Conclusion: Laser balloon dilatation remains the most commonly employed and effective option for treatment of subglottic stenosis; however, there is currently no gold standard and more wide ranging and larger studies are required.
| Detecting aspiration with narrow band imaging (ABS_043)|| |
Claire Stanley1, Paul Paddle1,2, Susie Griffiths1, Adnan Safdar1,2, Debra Phyland1,2
1Department of Otolaryngology, Head and Neck Surgery, Monash Health,2Department of Surgery, Monash University, Clayton, Australia
Objectives: Narrow band imaging (NBI) is used to improve the visualization of abnormal tissue in endoscopy compared to white light (WL). Recently, it has been suggested that NBI light may increase the sensitivity of penetration and aspiration detection in flexible endoscopic evaluation of swallowing (FEES). Given that most FEES equipment has this technology, it has been proposed as an easy and cost-effective tool to improve dysphagia evaluation, leading to more reliable interpretation of findings.(1) We tested this hypothesis regarding NBI technology in patients with unilateral vocal fold paralysis, as they are typically a difficult population in which to detect the presence of aspiration during FEES.
Materials and Methods: A prospective observational outcome study of 22 outpatients with unilateral vocal cord paralysis were evaluated with FEES using standard WL compared to NBI. Expert raters blinded to patient identification, clinical history, and bolus types were asked to assess digital recordings of the FEES using both light sources. Intra- and inter-rater reliability for aspiration and penetration measures were calculated. These outcomes were also compared with EAT-10 scores, etiology, and demographic data.

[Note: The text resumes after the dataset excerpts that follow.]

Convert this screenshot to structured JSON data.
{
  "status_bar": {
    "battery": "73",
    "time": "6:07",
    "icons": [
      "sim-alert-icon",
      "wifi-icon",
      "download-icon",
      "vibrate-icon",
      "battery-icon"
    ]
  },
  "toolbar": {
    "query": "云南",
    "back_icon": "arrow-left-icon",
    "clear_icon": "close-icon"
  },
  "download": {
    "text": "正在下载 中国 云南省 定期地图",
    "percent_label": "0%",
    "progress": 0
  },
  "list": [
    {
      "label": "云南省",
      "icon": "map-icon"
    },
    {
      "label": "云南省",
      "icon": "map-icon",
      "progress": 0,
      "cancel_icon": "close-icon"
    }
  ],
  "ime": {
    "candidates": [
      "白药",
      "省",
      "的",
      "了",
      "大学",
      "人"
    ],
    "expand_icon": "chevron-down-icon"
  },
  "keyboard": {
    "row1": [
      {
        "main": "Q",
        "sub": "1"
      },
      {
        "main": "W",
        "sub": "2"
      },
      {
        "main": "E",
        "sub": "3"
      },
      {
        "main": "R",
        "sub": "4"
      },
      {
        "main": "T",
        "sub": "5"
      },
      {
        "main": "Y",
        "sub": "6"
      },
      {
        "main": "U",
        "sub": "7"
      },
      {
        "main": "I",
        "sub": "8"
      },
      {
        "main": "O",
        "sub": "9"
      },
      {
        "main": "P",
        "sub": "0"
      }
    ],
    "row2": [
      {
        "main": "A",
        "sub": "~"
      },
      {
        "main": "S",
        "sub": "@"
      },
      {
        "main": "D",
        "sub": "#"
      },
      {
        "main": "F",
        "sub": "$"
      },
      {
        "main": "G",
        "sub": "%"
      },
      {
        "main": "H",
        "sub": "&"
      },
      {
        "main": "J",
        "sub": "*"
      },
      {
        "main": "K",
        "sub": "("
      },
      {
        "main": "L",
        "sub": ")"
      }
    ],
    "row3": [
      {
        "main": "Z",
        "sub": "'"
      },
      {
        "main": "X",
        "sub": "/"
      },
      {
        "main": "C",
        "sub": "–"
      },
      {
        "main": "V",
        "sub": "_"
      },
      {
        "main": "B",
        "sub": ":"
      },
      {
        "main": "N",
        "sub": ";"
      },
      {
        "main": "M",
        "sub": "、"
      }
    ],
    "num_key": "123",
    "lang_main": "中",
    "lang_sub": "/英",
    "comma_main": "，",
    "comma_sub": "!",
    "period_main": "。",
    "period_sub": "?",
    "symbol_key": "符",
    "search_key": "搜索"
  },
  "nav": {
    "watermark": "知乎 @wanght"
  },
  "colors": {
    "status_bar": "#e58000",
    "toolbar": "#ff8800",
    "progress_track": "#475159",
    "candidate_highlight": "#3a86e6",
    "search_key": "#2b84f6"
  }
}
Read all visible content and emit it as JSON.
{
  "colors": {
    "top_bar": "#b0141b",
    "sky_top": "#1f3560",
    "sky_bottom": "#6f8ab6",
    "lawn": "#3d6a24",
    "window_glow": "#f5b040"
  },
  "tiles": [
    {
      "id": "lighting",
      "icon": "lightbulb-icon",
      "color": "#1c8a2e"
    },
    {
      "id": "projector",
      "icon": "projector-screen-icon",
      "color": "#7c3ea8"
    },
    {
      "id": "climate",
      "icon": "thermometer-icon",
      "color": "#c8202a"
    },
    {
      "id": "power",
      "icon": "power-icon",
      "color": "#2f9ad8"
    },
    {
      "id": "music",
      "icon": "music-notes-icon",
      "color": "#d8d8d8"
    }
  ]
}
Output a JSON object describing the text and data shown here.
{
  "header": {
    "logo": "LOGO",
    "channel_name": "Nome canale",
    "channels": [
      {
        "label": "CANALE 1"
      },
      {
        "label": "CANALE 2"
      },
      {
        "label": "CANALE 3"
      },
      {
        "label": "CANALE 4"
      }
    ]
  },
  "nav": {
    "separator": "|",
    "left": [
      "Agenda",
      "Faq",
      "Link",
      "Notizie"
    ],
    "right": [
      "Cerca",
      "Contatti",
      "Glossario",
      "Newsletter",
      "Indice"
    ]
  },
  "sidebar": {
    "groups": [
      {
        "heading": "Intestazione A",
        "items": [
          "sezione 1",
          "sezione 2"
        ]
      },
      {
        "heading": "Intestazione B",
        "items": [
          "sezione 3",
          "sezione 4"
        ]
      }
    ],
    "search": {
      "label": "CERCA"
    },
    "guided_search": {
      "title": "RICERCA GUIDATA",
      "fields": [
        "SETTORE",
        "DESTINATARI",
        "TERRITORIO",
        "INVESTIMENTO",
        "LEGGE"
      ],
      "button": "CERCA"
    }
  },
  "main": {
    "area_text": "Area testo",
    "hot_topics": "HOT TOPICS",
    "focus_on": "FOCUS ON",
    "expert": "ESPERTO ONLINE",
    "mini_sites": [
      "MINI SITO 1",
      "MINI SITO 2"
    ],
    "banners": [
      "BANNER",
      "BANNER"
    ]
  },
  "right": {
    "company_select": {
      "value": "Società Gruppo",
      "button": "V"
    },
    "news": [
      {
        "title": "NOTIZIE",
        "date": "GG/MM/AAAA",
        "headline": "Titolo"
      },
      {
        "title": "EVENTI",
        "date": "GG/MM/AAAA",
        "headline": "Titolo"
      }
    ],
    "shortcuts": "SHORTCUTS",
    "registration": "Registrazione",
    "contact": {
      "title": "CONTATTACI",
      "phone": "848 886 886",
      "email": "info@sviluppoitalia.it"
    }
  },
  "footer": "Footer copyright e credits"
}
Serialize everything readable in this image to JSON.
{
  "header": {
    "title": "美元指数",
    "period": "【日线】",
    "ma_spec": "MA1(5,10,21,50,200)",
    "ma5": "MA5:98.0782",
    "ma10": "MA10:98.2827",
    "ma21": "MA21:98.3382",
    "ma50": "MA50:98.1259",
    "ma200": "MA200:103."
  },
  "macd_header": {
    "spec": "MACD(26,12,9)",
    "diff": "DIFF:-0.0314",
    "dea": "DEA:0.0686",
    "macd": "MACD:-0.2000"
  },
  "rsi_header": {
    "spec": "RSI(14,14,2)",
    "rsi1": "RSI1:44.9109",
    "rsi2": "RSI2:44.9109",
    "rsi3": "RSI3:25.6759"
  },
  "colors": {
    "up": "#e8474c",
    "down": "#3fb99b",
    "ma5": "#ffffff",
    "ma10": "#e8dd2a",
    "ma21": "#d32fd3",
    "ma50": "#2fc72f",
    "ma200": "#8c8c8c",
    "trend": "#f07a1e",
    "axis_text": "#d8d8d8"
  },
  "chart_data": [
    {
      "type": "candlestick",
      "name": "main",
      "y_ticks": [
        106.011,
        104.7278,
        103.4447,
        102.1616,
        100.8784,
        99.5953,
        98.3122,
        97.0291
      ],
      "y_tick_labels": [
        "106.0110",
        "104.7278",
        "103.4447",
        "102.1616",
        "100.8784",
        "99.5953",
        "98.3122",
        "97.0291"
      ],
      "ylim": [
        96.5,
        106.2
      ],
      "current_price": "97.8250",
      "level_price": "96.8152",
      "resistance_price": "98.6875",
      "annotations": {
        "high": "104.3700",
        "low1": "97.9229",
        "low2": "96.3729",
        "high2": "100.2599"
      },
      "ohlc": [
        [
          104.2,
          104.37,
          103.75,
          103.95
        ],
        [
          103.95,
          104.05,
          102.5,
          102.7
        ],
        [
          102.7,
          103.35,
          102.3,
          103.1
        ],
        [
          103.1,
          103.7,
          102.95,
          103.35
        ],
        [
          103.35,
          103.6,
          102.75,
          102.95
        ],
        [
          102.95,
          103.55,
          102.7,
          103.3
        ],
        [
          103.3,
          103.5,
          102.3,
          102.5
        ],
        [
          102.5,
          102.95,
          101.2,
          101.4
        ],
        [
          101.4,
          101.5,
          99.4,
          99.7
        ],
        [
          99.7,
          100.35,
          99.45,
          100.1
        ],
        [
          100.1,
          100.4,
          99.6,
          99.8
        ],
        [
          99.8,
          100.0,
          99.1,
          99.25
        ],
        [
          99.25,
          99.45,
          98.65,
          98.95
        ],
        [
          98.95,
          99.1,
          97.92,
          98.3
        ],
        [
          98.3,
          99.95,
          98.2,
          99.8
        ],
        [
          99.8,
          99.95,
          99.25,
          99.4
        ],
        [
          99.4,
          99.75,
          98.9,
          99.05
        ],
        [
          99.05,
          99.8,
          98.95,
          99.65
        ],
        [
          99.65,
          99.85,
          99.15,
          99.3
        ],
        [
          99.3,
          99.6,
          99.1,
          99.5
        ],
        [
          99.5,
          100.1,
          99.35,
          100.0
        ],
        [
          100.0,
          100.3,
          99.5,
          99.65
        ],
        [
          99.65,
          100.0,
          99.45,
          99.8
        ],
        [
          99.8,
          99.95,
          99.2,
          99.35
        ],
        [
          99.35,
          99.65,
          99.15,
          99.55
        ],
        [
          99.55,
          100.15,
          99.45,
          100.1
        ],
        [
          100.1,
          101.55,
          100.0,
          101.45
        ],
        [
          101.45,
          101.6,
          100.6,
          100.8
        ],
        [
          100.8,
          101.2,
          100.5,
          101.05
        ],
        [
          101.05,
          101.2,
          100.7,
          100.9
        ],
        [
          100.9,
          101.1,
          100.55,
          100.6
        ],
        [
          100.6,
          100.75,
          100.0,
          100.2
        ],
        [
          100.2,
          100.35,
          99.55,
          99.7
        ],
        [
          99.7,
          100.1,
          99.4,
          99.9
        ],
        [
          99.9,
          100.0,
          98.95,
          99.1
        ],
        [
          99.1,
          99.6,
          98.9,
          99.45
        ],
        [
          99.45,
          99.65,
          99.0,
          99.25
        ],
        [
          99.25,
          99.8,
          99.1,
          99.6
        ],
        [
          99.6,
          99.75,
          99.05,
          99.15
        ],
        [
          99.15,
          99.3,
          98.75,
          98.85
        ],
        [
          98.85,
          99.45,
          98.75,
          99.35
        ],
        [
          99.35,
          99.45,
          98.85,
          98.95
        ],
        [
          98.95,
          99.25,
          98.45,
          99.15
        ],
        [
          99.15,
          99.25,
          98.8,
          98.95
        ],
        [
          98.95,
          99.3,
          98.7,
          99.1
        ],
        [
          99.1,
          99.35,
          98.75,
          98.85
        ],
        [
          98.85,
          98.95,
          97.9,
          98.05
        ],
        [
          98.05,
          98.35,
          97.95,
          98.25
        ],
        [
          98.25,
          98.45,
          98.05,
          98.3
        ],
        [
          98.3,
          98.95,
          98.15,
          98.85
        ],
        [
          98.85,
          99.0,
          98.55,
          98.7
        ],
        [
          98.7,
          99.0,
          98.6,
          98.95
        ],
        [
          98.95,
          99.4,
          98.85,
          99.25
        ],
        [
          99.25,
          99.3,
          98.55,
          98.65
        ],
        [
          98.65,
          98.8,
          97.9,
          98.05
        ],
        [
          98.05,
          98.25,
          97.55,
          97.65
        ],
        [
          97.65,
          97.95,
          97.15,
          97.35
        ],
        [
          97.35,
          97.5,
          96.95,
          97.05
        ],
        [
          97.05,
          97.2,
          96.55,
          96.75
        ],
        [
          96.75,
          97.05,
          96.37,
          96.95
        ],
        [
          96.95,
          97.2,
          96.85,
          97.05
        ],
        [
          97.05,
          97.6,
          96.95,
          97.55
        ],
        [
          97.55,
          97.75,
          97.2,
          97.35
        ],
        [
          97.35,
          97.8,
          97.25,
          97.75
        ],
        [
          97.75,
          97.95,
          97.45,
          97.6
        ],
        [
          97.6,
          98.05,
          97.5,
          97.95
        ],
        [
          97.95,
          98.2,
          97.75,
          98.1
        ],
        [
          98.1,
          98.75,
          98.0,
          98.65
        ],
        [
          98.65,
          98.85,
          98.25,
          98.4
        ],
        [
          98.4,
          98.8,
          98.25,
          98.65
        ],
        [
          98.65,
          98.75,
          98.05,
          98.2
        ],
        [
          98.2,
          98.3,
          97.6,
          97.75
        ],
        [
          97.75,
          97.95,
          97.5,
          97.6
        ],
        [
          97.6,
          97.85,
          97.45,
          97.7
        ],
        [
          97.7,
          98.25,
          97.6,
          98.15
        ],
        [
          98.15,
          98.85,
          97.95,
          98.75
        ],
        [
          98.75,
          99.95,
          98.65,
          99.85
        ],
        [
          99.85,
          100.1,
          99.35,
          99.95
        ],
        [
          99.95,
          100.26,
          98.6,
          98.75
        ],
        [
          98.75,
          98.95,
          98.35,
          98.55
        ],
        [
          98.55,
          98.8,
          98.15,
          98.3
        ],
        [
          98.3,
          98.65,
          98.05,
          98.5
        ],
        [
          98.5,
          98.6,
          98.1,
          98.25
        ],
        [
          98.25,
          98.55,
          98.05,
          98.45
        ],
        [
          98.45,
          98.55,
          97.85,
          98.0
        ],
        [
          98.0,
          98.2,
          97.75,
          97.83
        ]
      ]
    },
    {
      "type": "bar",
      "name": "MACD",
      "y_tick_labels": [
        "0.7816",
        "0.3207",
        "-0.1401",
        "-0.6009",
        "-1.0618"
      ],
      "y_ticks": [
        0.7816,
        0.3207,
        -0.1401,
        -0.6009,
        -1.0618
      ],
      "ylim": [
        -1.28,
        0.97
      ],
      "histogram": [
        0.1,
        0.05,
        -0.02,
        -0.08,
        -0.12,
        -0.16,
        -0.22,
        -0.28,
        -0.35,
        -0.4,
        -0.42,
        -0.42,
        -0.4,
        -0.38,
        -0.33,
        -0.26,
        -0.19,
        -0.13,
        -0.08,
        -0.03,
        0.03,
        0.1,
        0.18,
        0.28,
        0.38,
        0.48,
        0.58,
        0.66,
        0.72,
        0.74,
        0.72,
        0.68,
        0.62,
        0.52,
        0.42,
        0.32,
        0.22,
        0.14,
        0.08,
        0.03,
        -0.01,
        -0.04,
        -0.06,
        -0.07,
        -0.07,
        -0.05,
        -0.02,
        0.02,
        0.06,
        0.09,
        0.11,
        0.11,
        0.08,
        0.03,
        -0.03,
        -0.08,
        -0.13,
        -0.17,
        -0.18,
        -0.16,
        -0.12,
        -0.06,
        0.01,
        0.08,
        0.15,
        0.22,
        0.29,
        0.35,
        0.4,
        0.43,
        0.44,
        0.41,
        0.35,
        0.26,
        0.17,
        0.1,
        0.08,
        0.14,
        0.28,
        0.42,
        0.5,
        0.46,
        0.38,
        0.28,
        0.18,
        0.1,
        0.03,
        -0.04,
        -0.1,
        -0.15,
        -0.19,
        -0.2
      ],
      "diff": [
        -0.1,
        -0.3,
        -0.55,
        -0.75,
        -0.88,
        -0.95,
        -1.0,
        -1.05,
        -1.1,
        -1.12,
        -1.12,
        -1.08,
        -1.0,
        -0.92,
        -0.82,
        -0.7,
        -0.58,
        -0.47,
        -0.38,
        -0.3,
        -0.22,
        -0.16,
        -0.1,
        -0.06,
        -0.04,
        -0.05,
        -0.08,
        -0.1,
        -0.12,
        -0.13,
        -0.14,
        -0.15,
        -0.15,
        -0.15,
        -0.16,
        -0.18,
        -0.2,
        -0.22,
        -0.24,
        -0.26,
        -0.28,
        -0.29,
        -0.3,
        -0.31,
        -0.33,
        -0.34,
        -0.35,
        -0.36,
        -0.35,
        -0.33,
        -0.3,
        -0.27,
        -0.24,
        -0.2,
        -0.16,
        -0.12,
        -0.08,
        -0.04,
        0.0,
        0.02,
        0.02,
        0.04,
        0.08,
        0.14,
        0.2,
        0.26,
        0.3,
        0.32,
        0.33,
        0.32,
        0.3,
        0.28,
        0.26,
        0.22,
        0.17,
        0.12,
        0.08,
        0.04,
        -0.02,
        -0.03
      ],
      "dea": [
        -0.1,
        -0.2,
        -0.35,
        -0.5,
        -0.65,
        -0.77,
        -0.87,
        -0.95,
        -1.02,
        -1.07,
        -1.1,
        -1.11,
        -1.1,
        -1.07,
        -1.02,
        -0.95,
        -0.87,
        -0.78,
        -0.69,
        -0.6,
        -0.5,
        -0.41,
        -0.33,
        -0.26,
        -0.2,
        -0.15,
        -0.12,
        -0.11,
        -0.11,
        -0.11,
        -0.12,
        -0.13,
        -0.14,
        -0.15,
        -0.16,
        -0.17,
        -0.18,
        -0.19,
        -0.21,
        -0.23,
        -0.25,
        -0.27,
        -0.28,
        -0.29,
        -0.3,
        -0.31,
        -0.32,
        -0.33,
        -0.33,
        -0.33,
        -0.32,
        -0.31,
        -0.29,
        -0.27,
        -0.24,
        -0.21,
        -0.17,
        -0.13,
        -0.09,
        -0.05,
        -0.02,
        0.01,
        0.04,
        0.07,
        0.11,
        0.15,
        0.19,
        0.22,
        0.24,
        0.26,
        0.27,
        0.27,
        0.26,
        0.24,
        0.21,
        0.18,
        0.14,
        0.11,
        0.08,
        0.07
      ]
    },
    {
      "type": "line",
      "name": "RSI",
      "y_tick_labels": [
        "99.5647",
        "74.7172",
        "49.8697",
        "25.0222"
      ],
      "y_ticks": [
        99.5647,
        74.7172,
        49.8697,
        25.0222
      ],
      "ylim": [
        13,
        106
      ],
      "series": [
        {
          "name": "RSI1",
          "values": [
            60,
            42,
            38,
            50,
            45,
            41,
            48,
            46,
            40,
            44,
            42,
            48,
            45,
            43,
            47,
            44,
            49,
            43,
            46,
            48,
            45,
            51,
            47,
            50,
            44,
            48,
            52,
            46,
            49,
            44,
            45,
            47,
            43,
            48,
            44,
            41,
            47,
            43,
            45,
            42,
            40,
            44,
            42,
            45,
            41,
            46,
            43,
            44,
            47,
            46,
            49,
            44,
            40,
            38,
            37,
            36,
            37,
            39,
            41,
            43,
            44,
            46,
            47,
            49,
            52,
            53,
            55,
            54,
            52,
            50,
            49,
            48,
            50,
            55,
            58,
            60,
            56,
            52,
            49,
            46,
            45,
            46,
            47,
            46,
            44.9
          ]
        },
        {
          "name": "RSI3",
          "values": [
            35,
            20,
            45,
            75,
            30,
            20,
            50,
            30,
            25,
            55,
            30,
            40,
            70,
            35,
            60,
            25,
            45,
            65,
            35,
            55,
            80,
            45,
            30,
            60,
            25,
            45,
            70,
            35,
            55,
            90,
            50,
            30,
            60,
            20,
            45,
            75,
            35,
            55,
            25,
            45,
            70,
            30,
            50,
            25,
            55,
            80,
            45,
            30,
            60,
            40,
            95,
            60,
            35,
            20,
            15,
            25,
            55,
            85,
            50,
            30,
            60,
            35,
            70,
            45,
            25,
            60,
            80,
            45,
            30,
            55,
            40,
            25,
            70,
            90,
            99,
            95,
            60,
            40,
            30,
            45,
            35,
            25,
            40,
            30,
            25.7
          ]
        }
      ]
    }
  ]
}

Results: Twenty-two patients were included in the study with expert ratings across 144 test conditions (72 WL vs. 72 NBI). There was no statistical significant difference between NBI and standard light in the detection of laryngeal penetration and aspiration with milk boluses in patients with unilateral vocal fold paralysis. Further results will be discussed including demographic data, EAT-10 scores, and percentage of penetration and aspiration from the sample.
Conclusion: NBI during flexible FEES did not improve the detection of laryngeal penetration or aspiration of milk in patients with unilateral vocal fold paralysis.
| Reference|| |
- Nienstedt JC, Müller F, Nießen A, Fleischer S, Koseki JC, Flügel T, et al. Narrow band imaging enhances the detection rate of penetration and aspiration in FEES. Dysphagia 2017;32:443-8.